Build API for array processing built on dtype-next

Question

Build API for array processing built on dtype-next

Opened this issue 3 years ago · 0 comments

Goal

Currently, tablecloth provides an easy-to-use wrapper over tech.ml.dataset’s high-performance dataset processing constructs. One part of the tech.ml stack that tablecloth has not directly covered is dtype-next, which provides a highly performant basis for array-like numerical processing, similar to Numpy.
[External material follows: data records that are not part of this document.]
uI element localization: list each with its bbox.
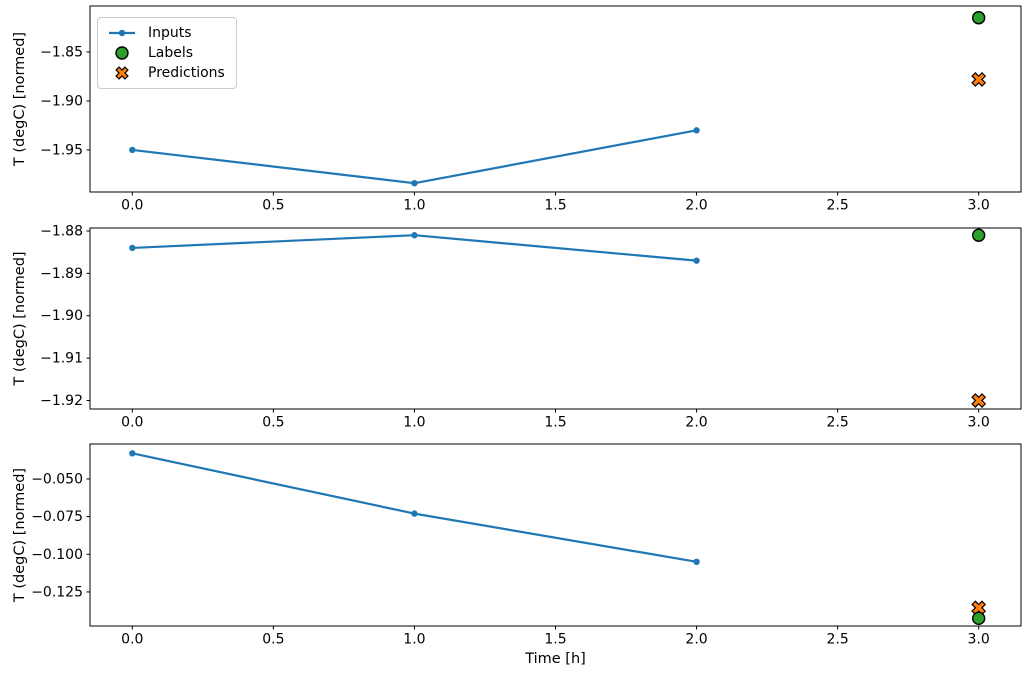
x-tick-label: 2.5 xyxy=(826,198,848,214)
x-tick-label: 1.0 xyxy=(403,415,425,431)
inputs-point-marker xyxy=(693,558,700,566)
legend-item-labels: Labels xyxy=(107,45,225,61)
x-tick-label: 3.0 xyxy=(968,198,990,214)
x-tick-label: 1.0 xyxy=(403,198,425,214)
labels-marker xyxy=(971,228,986,242)
y-tick-label: −1.90 xyxy=(40,93,83,109)
inputs-point-marker xyxy=(411,510,418,517)
axes-border xyxy=(89,443,1022,627)
x-tick-label: 0.5 xyxy=(262,632,284,648)
y-tick-label: −1.88 xyxy=(40,223,83,239)
inputs-point-marker xyxy=(411,232,418,239)
inputs-line xyxy=(132,129,697,185)
x-tick-label: 0.0 xyxy=(121,198,143,214)
y-tick-label: −1.85 xyxy=(40,45,83,61)
legend-item-inputs: Inputs xyxy=(107,25,225,41)
inputs-line xyxy=(132,452,697,563)
predictions-marker xyxy=(971,393,987,408)
x-tick-label: 0.5 xyxy=(262,198,284,214)
inputs-point-marker xyxy=(129,244,136,252)
y-tick-label: −0.100 xyxy=(31,547,83,563)
y-tick-label: −1.90 xyxy=(40,308,83,324)
legend-item-predictions: Predictions xyxy=(107,65,225,81)
labels-circle-marker-icon xyxy=(115,46,129,60)
inputs-point-marker xyxy=(693,127,700,134)
inputs-point-marker xyxy=(411,179,418,187)
inputs-point-marker xyxy=(129,146,136,154)
x-axis-label: Time [h] xyxy=(524,651,586,667)
x-tick-label: 3.0 xyxy=(968,415,990,431)
y-axis-label: T (degC) [normed] xyxy=(12,468,28,603)
y-tick-label: −0.050 xyxy=(31,471,83,487)
y-tick-label: −1.95 xyxy=(40,142,83,158)
x-tick-label: 2.5 xyxy=(826,415,848,431)
y-tick-label: −1.89 xyxy=(40,266,83,282)
predictions-marker xyxy=(971,71,987,87)
x-tick-label: 0.5 xyxy=(262,415,284,431)
inputs-point-marker xyxy=(129,450,136,457)
legend-label-predictions: Predictions xyxy=(148,65,225,81)
x-tick-label: 2.5 xyxy=(826,632,848,648)
y-tick-label: −0.075 xyxy=(31,509,83,525)
axes-border xyxy=(89,227,1022,410)
labels-marker xyxy=(971,611,986,626)
x-tick-label: 1.5 xyxy=(544,198,566,214)
x-tick-label: 1.5 xyxy=(544,415,566,431)
labels-marker xyxy=(971,11,986,25)
predictions-x-marker-icon xyxy=(115,66,129,80)
x-tick-label: 2.0 xyxy=(685,632,707,648)
y-axis-label: T (degC) [normed] xyxy=(12,251,28,386)
y-axis-label: T (degC) [normed] xyxy=(12,32,28,167)
legend-label-labels: Labels xyxy=(148,45,194,61)
x-tick-label: 3.0 xyxy=(968,632,990,648)
y-tick-label: −0.125 xyxy=(31,584,83,600)
legend: Inputs Labels Predictions xyxy=(97,17,237,89)
inputs-point-marker xyxy=(693,257,700,264)
x-tick-label: 1.0 xyxy=(403,632,425,648)
inputs-line-marker-icon xyxy=(109,29,135,37)
x-tick-label: 1.5 xyxy=(544,632,566,648)
y-tick-label: −1.91 xyxy=(40,351,83,367)
x-tick-label: 0.0 xyxy=(121,632,143,648)
x-tick-label: 0.0 xyxy=(121,415,143,431)
x-tick-label: 2.0 xyxy=(685,198,707,214)
legend-label-inputs: Inputs xyxy=(148,25,192,41)
x-tick-label: 2.0 xyxy=(685,415,707,431)
inputs-line xyxy=(132,234,697,262)
y-tick-label: −1.92 xyxy=(40,393,83,409)
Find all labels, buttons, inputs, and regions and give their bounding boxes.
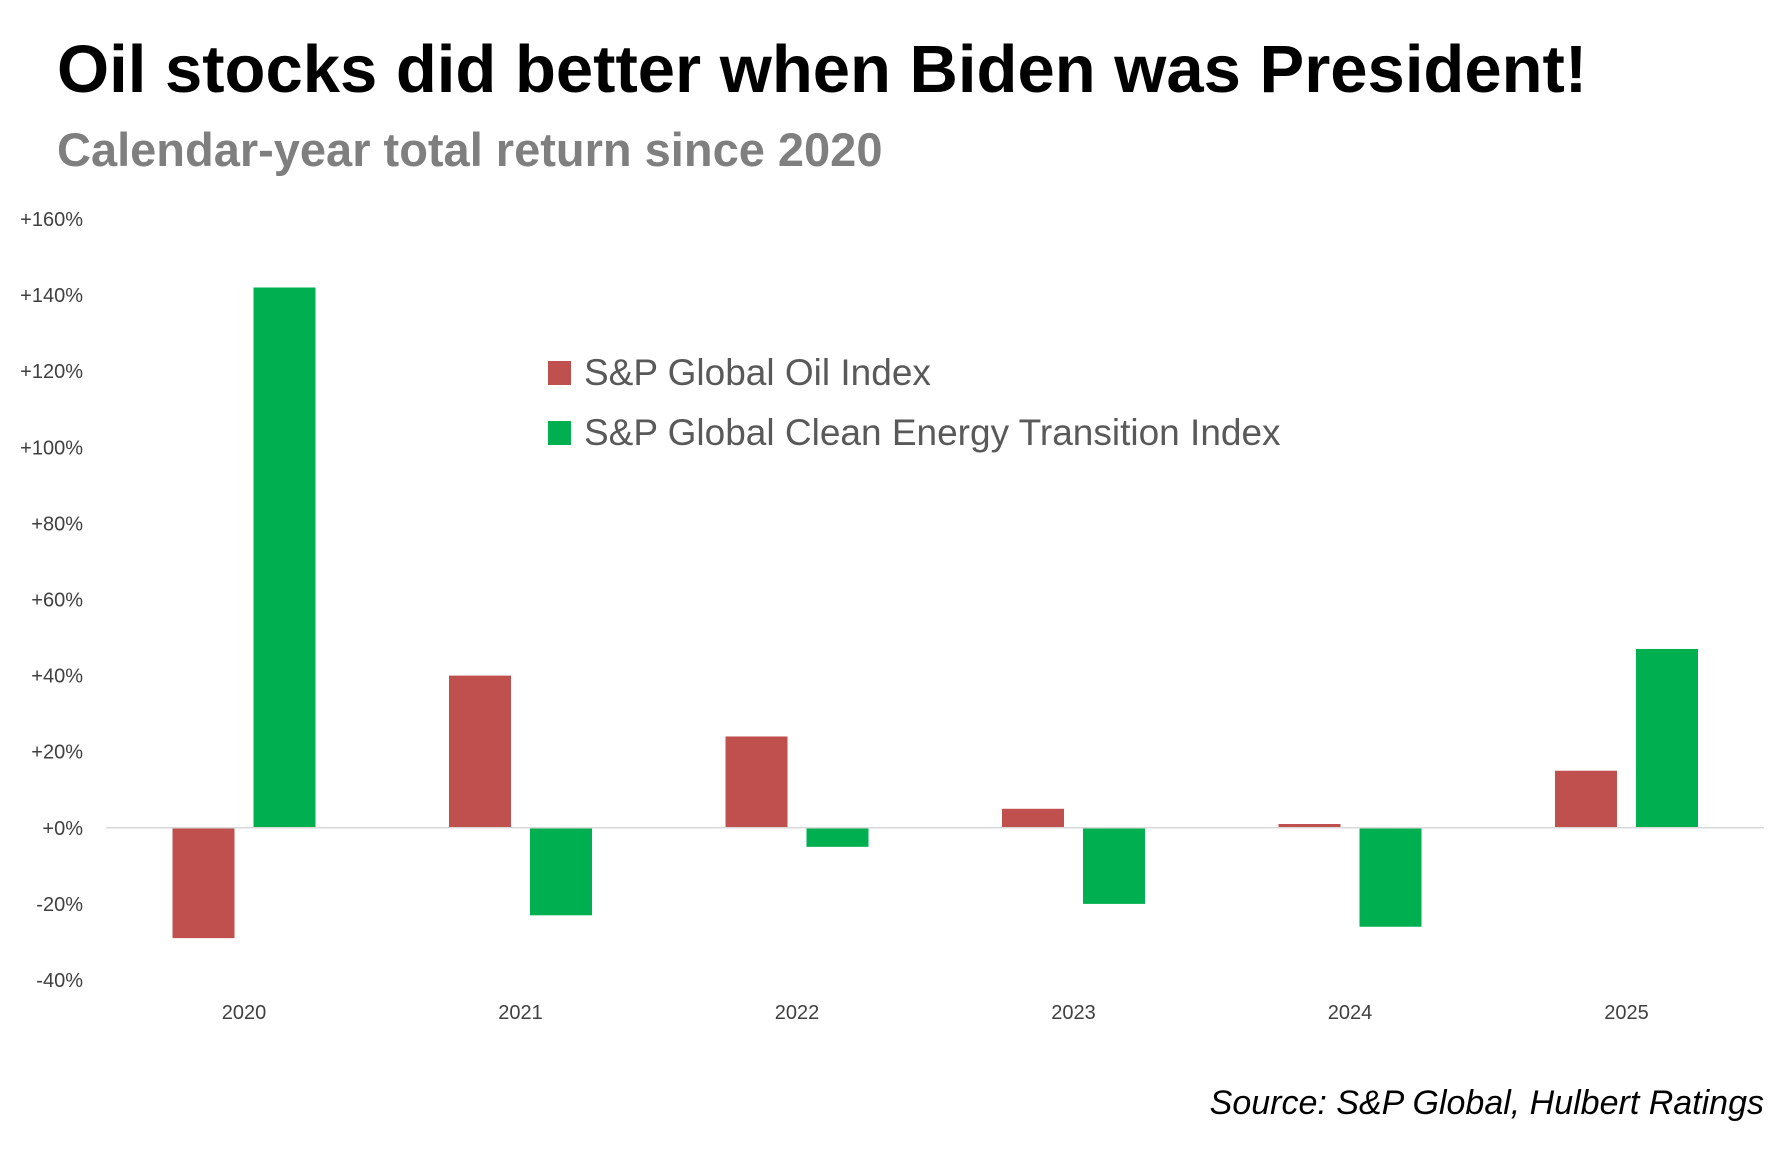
y-tick-label: +80%	[31, 513, 83, 535]
x-tick-label: 2022	[775, 1002, 820, 1024]
legend-label-clean-energy: S&P Global Clean Energy Transition Index	[584, 412, 1281, 453]
clean-energy-bar-2025	[1636, 648, 1698, 828]
legend: S&P Global Oil Index S&P Global Clean Ene…	[548, 352, 1281, 453]
x-tick-label: 2021	[498, 1002, 543, 1024]
clean-energy-bar-2021	[530, 827, 592, 916]
oil-index-bar-2021	[449, 675, 511, 828]
chart-subtitle: Calendar-year total return since 2020	[57, 123, 882, 176]
oil-index-bar-2020	[172, 827, 235, 939]
source-note: Source: S&P Global, Hulbert Ratings	[1210, 1084, 1764, 1122]
y-tick-label: +0%	[42, 818, 83, 840]
y-tick-label: -40%	[36, 970, 83, 992]
y-tick-label: -20%	[36, 894, 83, 916]
y-tick-label: +140%	[20, 285, 83, 307]
legend-swatch-oil	[548, 361, 571, 385]
clean-energy-bar-2024	[1359, 827, 1422, 927]
y-tick-label: +160%	[20, 209, 83, 231]
x-tick-label: 2023	[1051, 1002, 1096, 1024]
x-tick-label: 2020	[222, 1002, 267, 1024]
y-tick-label: +100%	[20, 437, 83, 459]
y-tick-label: +20%	[31, 742, 83, 764]
chart-title: Oil stocks did better when Biden was Pre…	[57, 32, 1587, 107]
y-tick-label: +60%	[31, 590, 83, 612]
x-tick-label: 2025	[1604, 1002, 1649, 1024]
clean-energy-bar-2020	[253, 287, 316, 828]
oil-index-bar-2022	[725, 736, 788, 828]
y-axis-labels: +160% +140% +120% +100% +80% +60% +40% +20% +0% -…	[20, 209, 83, 992]
y-tick-label: +120%	[20, 361, 83, 383]
clean-energy-bar-2023	[1083, 827, 1145, 904]
oil-index-bar-2024	[1278, 823, 1341, 828]
legend-swatch-clean-energy	[548, 421, 571, 445]
x-tick-label: 2024	[1328, 1002, 1373, 1024]
oil-index-bar-2023	[1002, 808, 1064, 828]
legend-label-oil: S&P Global Oil Index	[584, 352, 931, 393]
x-axis-labels: 2020 2021 2022 2023 2024 2025	[222, 1002, 1649, 1024]
oil-index-bar-2025	[1555, 770, 1617, 828]
y-tick-label: +40%	[31, 666, 83, 688]
bars	[172, 287, 1698, 939]
clean-energy-bar-2022	[806, 827, 869, 847]
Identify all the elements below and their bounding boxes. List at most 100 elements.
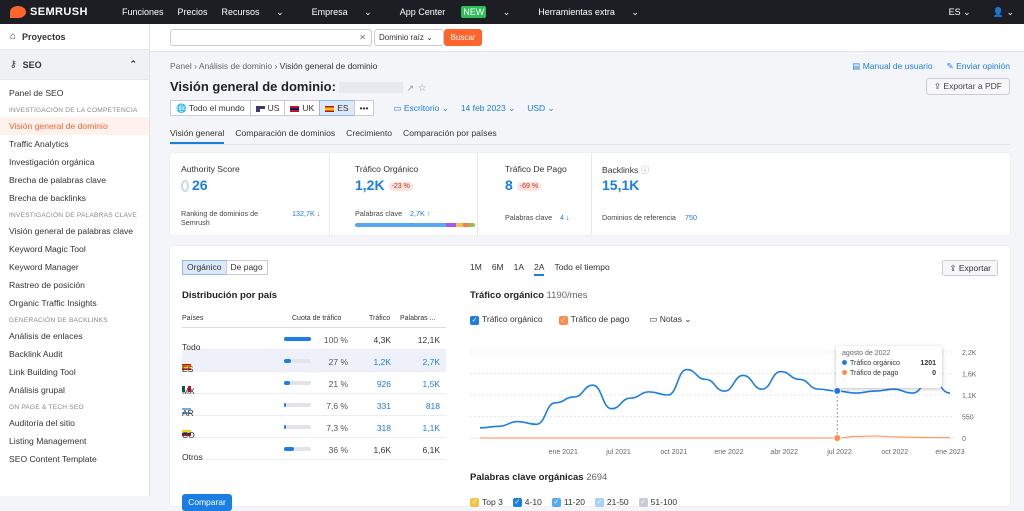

The project I am proposing aims to wrap dtype-next within tablecloth, providing a new easy-to-use API for numerical structures for the emerging Clojure data processing ecosystem.

Rough Outline of Steps

During this project, I will focus on the following tasks:

Add a new function to tablecloth (perhaps named column or array) that will return a typed, countable, random-access data structure backed by dtype-next’s abstractions;
Design two API pathways to interact with this structure: one that realizes the data fully at each step, providing more straightforward but less efficient interaction; and another, more performant but slightly harder to use, that allows users to wrap processing steps in a "transaction";
Mimic the Numpy (and possibly R vector) APIs ensuring an equivalently complete functional interface for numerical processing;
Ensure support reading-friendly format for printing columns in the Clojure REPL (see techascent/tech.ml.dataset#203);
Validate the usefulness of the API by implementing real-world examples with various characteristics (missing values, various data types, challenging sizes, etc.) and comparing the ergonomics with other platforms such as Python and R.

Open Questions

What will the name of this entity be? Some options could be: array, column, buffer, column-vector.
Does it make sense for this API to live within tablecloth or might we want to break it out into its own library?
Are there ways that this work needs to align with the work that @ribelo and @genmeblog are doing to define a syntax for operations on dataset columns (e.g. #47 )?